News for Immediate Release
April 25, 2008
Contact:
Geoff Mullins, 202-654-4609, gmullins@trcp.org
Conservationists Urge Leaders to Finalize Farm Bill
With Congress struggling to reach final compromise, coalition sees foresighted conservation programs as "dangerously close to demise"
WASHINGTON — With both houses of Congress temporarily extending the current Farm Bill in the hope of reaching a final compromise on an updated bill, a broad coalition of hunting, fishing and conservation groups today called for the new legislation's immediate passage.
"There are calls mounting, including those of the president, to break off negotiations and pass a one-year extension of the current Farm Bill," said Geoff Mullins of the Theodore Roosevelt Conservation Partnership. "But doing so could damage many programs that expand and improve fish and wildlife habitat across the country."
While not often thought of as such, the Farm Bill is one of the most important pieces of legislation for clean air and water, along with the fish and wildlife that depend upon them.

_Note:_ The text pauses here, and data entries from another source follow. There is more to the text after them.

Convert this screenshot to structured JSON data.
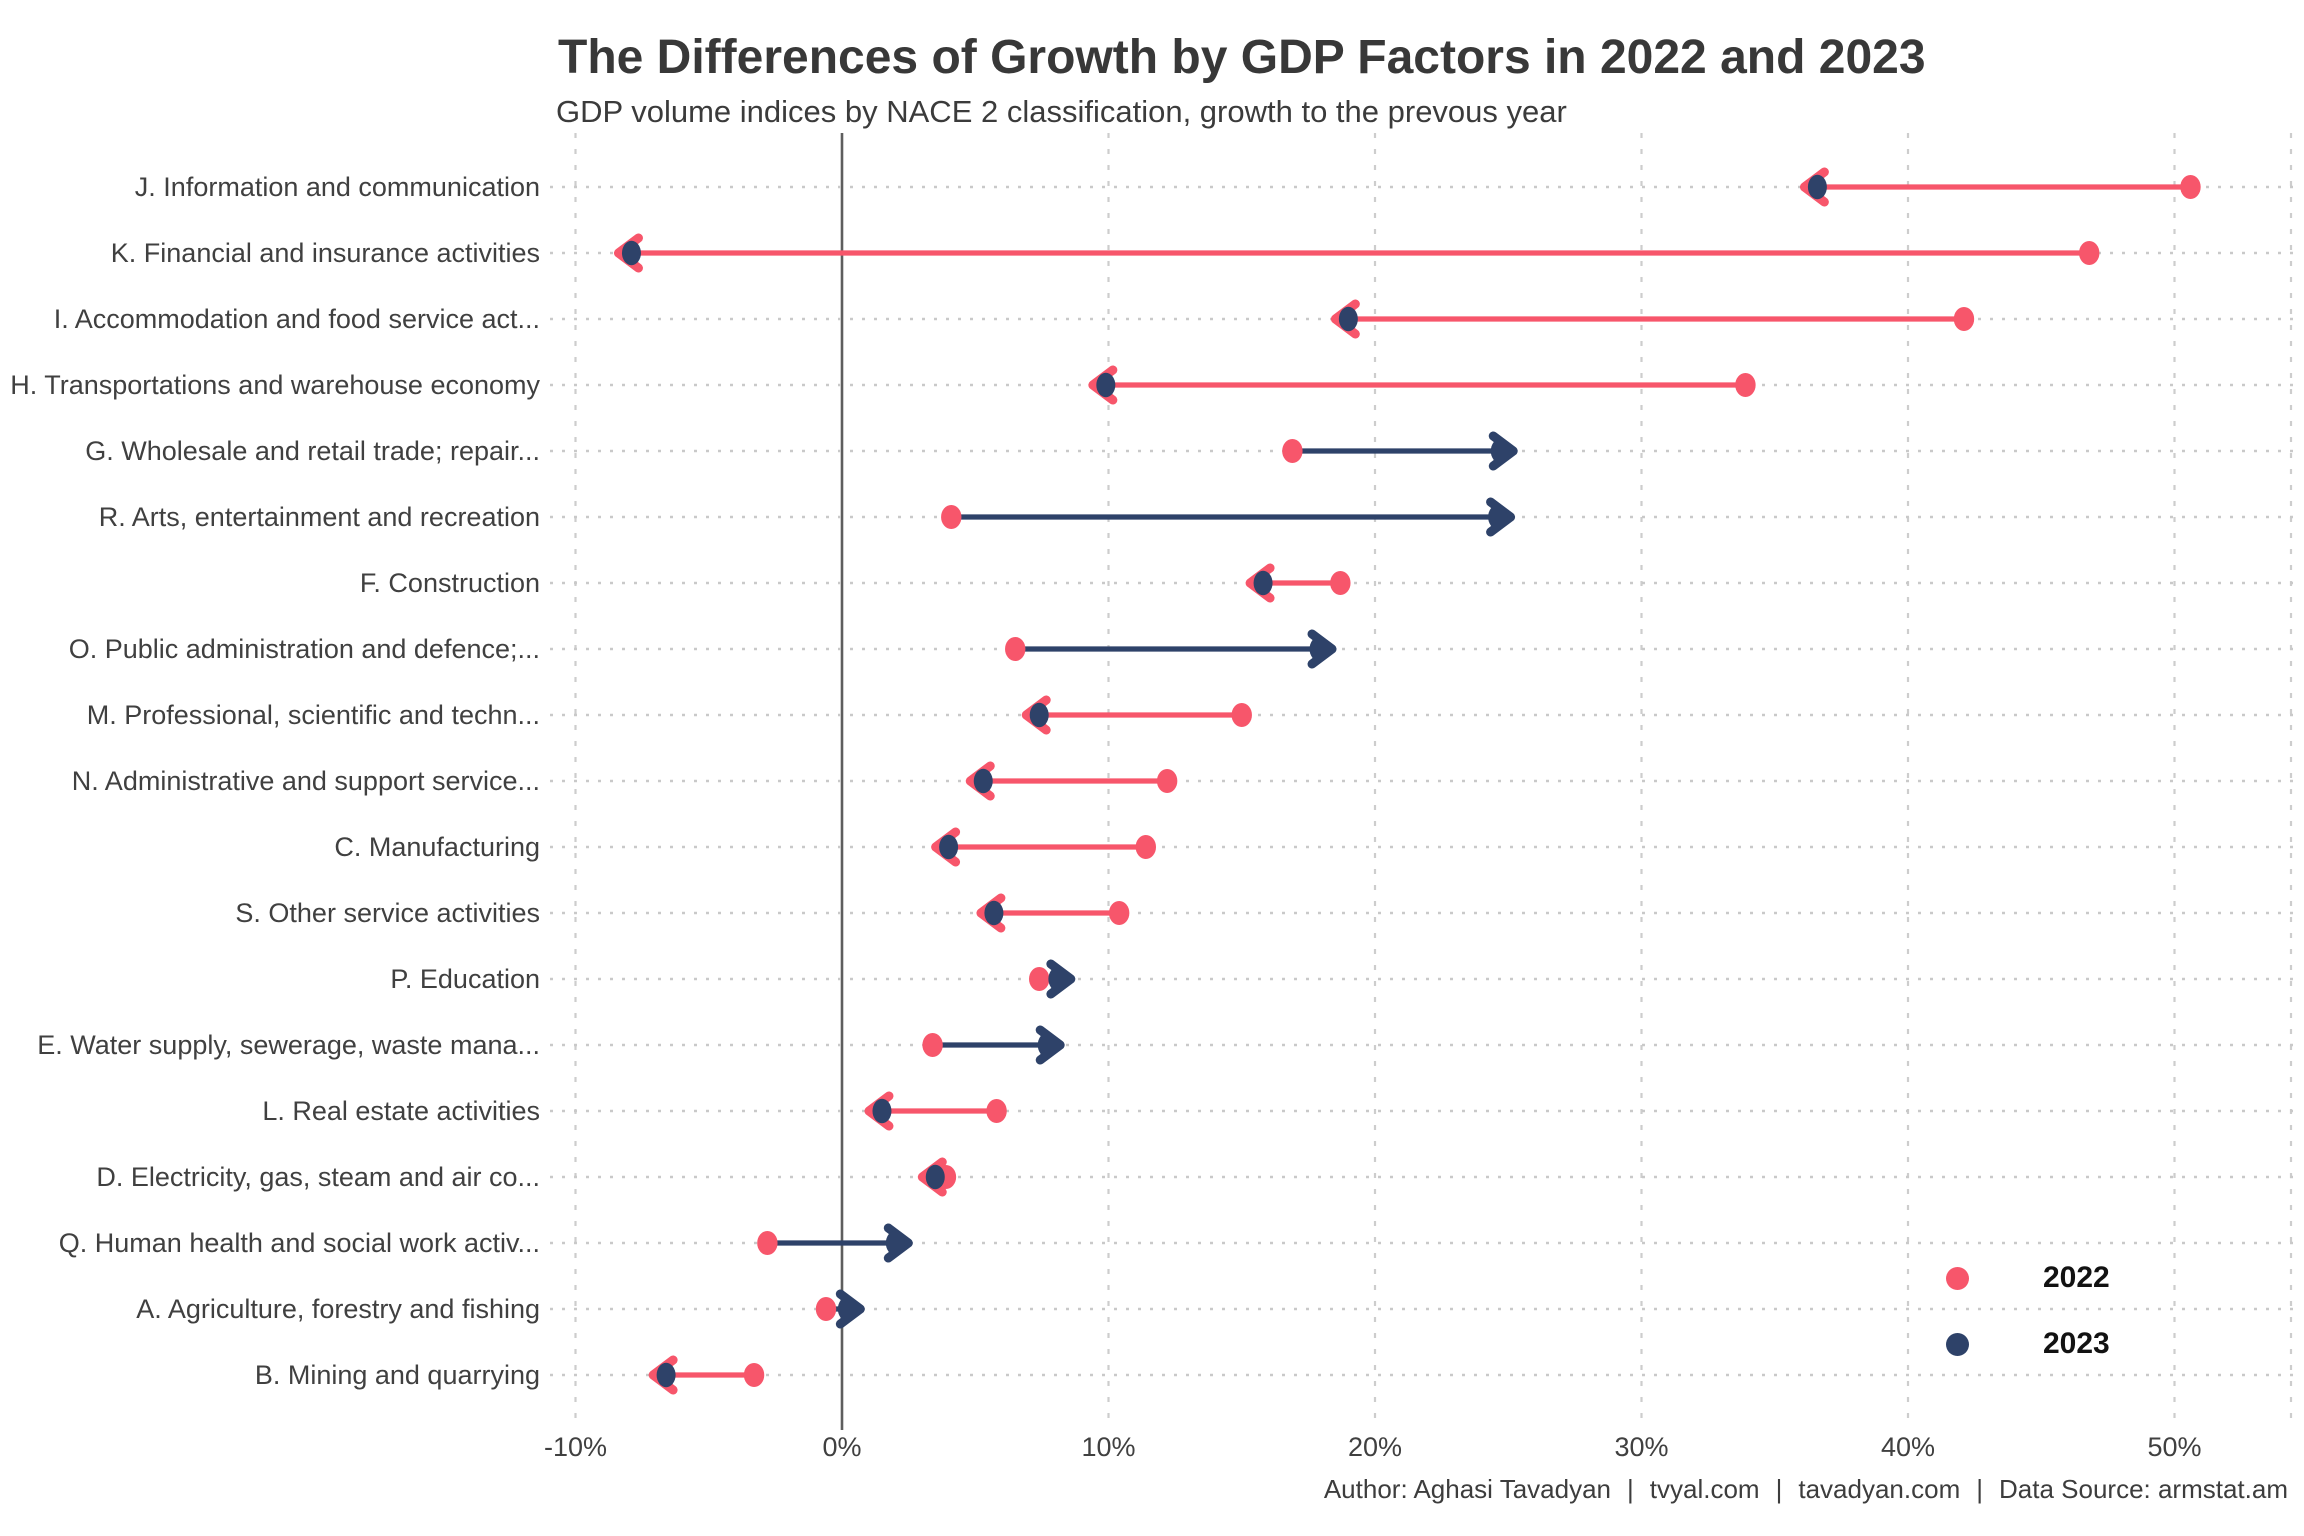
{
  "title": "The Differences of Growth by GDP Factors in 2022 and 2023",
  "subtitle": "GDP volume indices by NACE 2 classification, growth to the prevous year",
  "legend": {
    "items": [
      {
        "label": "2022",
        "color": "#F7566B"
      },
      {
        "label": "2023",
        "color": "#2E4269"
      }
    ]
  },
  "footer": {
    "separator": "|",
    "parts": [
      "Author: Aghasi Tavadyan",
      "tvyal.com",
      "tavadyan.com",
      "Data Source: armstat.am"
    ]
  },
  "colors": {
    "pink_2022": "#F7566B",
    "navy_2023": "#2E4269",
    "increase_arrow": "#2E4269",
    "decrease_arrow": "#F7566B",
    "grid_dashed": "#CDCDCD",
    "row_dotted": "#C9C9C9",
    "zero_line": "#5E5E5E",
    "text_dark": "#404040"
  },
  "chart_data": {
    "type": "dumbbell-arrow",
    "title": "The Differences of Growth by GDP Factors in 2022 and 2023",
    "subtitle": "GDP volume indices by NACE 2 classification, growth to the prevous year",
    "xlabel": "",
    "ylabel": "",
    "x_unit": "percent",
    "xlim": [
      -11,
      54.5
    ],
    "x_ticks": [
      {
        "value": -10,
        "label": "-10%"
      },
      {
        "value": 0,
        "label": "0%"
      },
      {
        "value": 10,
        "label": "10%"
      },
      {
        "value": 20,
        "label": "20%"
      },
      {
        "value": 30,
        "label": "30%"
      },
      {
        "value": 40,
        "label": "40%"
      },
      {
        "value": 50,
        "label": "50%"
      }
    ],
    "grid": "dashed-vertical, dotted-row-lines, solid zero line",
    "legend_position": "bottom-right",
    "categories": [
      "J. Information and communication",
      "K. Financial and insurance activities",
      "I. Accommodation and food service act...",
      "H. Transportations and warehouse economy",
      "G. Wholesale and retail trade; repair...",
      "R. Arts, entertainment and recreation",
      "F. Construction",
      "O. Public administration and defence;...",
      "M. Professional, scientific and techn...",
      "N. Administrative and support service...",
      "C. Manufacturing",
      "S. Other service activities",
      "P. Education",
      "E. Water supply, sewerage, waste mana...",
      "L. Real estate activities",
      "D. Electricity, gas, steam and air co...",
      "Q. Human health and social work activ...",
      "A. Agriculture, forestry and fishing",
      "B. Mining and quarrying"
    ],
    "series": [
      {
        "name": "2022",
        "values": [
          50.6,
          46.8,
          42.1,
          33.9,
          16.9,
          4.1,
          18.7,
          6.5,
          15.0,
          12.2,
          11.4,
          10.4,
          7.4,
          3.4,
          5.8,
          3.9,
          -2.8,
          -0.6,
          -3.3
        ]
      },
      {
        "name": "2023",
        "values": [
          36.6,
          -7.9,
          19.0,
          9.9,
          24.7,
          24.6,
          15.8,
          17.9,
          7.4,
          5.3,
          4.0,
          5.7,
          8.1,
          7.7,
          1.5,
          3.5,
          2.0,
          0.2,
          -6.6
        ]
      }
    ],
    "arrow_semantics": "arrow drawn from 2022 value to 2023 value; navy arrow = growth increased, pink arrow = growth decreased"
  }
}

The bill's Conservation Title represents our nation's largest investment in fish and wildlife stewardship on private lands.
"Two established programs with long track records of success, the Wetlands Reserve Program and Grasslands Reserve Program, would fall by the wayside if the current bill is extended at baseline funding levels," said Bart James of Ducks Unlimited. "These programs are dangerously close to demise, and if they die, it would be catastrophic for populations of ducks, geese and pheasants, just to name a few."

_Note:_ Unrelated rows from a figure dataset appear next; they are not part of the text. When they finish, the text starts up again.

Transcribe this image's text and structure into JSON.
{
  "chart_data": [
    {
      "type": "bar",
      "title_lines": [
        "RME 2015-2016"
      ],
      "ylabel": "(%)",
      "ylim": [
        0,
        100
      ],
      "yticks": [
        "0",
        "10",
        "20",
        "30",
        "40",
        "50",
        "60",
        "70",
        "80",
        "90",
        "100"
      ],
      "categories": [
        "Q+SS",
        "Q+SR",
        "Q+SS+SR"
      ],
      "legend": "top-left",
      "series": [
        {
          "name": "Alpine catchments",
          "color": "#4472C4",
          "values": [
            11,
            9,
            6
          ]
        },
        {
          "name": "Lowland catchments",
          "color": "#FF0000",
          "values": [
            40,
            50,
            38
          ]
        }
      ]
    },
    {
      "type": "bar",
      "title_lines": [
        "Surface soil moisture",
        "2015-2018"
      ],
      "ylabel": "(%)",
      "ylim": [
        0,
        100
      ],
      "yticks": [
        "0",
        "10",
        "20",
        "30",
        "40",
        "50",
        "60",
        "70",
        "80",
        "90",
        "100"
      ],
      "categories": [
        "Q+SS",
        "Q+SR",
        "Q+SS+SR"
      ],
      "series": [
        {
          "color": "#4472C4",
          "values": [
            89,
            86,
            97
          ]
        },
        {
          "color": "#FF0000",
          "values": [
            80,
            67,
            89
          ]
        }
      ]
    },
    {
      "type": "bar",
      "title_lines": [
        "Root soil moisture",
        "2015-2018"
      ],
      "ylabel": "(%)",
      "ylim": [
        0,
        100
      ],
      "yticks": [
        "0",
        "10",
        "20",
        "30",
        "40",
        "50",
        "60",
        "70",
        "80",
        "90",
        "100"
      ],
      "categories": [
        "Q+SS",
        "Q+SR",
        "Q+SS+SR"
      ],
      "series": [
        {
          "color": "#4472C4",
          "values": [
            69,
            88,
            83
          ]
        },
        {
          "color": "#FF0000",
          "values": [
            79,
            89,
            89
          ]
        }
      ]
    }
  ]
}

"A temporary extension of the current bill also would mean that two new programs that were included in both the House and Senate versions of the Farm Bill that were passed in the last few months would be lost," said George Cooper, TRCP President and CEO. "Open Fields and Sodsaver matter too much to too many people to let that happen."
In a letter sent today to the president and agricultural leaders in Congress, 15 organizations contend, "Failure to complete a bill would be devastating to current conservation programs, the progress being achieved on the ground to meet the conservation needs of America's farmers and ranchers, and the newly proposed innovations to benefit conservation and sportsmen found in the current legislation."
The groups also express concern about a program that is often called "the Holy Grail for America's fish and wildlife." They write, "Even the Conservation Reserve Program (CRP), the largest and most successful of all U.S. Department of Agriculture
conservation programs, is under tremendous market pressures for other land uses and needs a strong, new bill to provide added stability and competitiveness. Extension of existing law could further cripple CRP by prolonging the current delay in scheduling new enrollments for the program."
"The bottom line is painfully simple," said Mullins. "If we want healthy fish and wildlife, rich soils, and clean air and water on private lands, we need a new Farm Bill and we need it now."
Inspired by the legacy of Theodore Roosevelt, the TRCP is a coalition of organizations and grassroots partners working together to preserve the traditions of hunting and fishing.